Graignamanagh History Society will hear story of 'the most important Irish engineer of the 19th century'

Laois man and famous engineer William Dargan

William Dargan's statue at the National Gallery of Ireland

Graignamanagh Historical Society will hold its first talk of the new season in the Graignamanagh Library on Friday, October 12 at 8pm.

The speaker will be author Fergus Mulligan who will speak on his book William Dargan; An Honourable Live.

William Dargan the engineer who built the Irish Railways was born on Killeshin near Carlow Town.
He was arguably the most important Irish engineer of the 19th century and certainly the most important figure in railway construction.

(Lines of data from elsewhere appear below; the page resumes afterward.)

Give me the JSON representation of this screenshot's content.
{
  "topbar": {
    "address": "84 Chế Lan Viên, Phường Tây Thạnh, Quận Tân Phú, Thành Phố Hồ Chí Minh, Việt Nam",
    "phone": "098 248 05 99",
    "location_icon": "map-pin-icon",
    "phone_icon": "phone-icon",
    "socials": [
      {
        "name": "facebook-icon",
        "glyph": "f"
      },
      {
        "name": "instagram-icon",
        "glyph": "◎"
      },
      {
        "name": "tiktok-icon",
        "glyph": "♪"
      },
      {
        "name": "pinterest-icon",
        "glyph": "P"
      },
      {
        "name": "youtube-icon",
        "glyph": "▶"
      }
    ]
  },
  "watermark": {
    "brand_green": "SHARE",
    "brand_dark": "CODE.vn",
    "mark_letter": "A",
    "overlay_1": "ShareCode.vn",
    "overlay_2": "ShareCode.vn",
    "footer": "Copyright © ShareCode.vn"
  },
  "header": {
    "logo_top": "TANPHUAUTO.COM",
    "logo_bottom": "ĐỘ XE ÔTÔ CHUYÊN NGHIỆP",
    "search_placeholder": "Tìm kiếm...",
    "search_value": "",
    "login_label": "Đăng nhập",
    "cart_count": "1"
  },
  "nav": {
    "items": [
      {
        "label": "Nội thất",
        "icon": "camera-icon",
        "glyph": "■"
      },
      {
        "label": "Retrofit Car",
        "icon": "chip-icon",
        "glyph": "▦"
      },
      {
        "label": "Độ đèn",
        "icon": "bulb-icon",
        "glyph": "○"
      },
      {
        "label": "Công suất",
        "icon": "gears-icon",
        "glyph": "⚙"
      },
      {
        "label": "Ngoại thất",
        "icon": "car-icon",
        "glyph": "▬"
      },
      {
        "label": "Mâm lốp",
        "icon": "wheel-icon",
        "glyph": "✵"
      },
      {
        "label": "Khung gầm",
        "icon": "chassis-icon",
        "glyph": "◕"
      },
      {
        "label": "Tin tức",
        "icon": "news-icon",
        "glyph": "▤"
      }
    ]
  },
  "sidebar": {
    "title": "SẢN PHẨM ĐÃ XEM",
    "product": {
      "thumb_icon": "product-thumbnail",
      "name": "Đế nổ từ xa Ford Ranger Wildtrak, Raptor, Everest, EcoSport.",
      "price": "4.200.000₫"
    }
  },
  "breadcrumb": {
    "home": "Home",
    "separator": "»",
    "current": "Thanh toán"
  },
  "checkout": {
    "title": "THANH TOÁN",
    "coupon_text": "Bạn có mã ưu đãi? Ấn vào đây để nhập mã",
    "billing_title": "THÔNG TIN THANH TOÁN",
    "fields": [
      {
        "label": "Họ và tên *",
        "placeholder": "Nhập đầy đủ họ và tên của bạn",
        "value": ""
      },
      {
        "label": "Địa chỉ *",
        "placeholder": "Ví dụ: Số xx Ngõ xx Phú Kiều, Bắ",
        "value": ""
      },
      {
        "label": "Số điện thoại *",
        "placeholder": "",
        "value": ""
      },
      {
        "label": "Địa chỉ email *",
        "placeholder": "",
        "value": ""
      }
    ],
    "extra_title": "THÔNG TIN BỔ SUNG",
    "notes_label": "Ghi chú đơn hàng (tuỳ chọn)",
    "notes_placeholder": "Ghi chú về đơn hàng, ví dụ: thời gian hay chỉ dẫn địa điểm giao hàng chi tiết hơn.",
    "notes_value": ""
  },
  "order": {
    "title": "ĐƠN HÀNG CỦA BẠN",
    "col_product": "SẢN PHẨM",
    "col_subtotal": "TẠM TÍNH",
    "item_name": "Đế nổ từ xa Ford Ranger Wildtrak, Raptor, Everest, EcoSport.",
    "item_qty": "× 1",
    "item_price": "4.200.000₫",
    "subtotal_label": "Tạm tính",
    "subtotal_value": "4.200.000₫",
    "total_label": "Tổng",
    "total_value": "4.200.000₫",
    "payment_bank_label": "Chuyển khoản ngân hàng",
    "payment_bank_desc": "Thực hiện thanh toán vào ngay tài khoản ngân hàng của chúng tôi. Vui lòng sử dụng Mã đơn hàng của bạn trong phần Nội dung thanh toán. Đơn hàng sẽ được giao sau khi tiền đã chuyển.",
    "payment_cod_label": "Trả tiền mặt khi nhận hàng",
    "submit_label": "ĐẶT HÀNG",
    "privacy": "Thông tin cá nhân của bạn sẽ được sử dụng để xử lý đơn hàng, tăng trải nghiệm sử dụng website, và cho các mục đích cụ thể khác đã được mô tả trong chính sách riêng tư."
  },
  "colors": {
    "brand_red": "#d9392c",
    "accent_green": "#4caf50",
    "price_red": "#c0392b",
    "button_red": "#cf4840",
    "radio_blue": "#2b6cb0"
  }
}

Dargan designed and built Ireland’s first railway line from Dublin to Dun Laoghaire in 1833.

He was a member of the Royal Dublin Society and also helped to establish the National Gallery. Dargan lived during the biggest disaster in Irish History, the Great Famine (1845 – 1852).

It is said that with the work he created in the Irish Railways and canals, he helped to save thousands of lives and rejuvenate the country which was on the brink of collapse. By 1853 he employed over 50,000 men, paying out over £4 million in wages. Almost single handedly, he was vitalising the Irish economy.

He died in 1867 and was laid to rest in Glasnevin Cemetery beside another great Irishman, the “Great Emancipator” himself Daniel O’Connell. A statue of William Dargan stands outside the National Gallery of Ireland. All are welcome to this very interesting talk.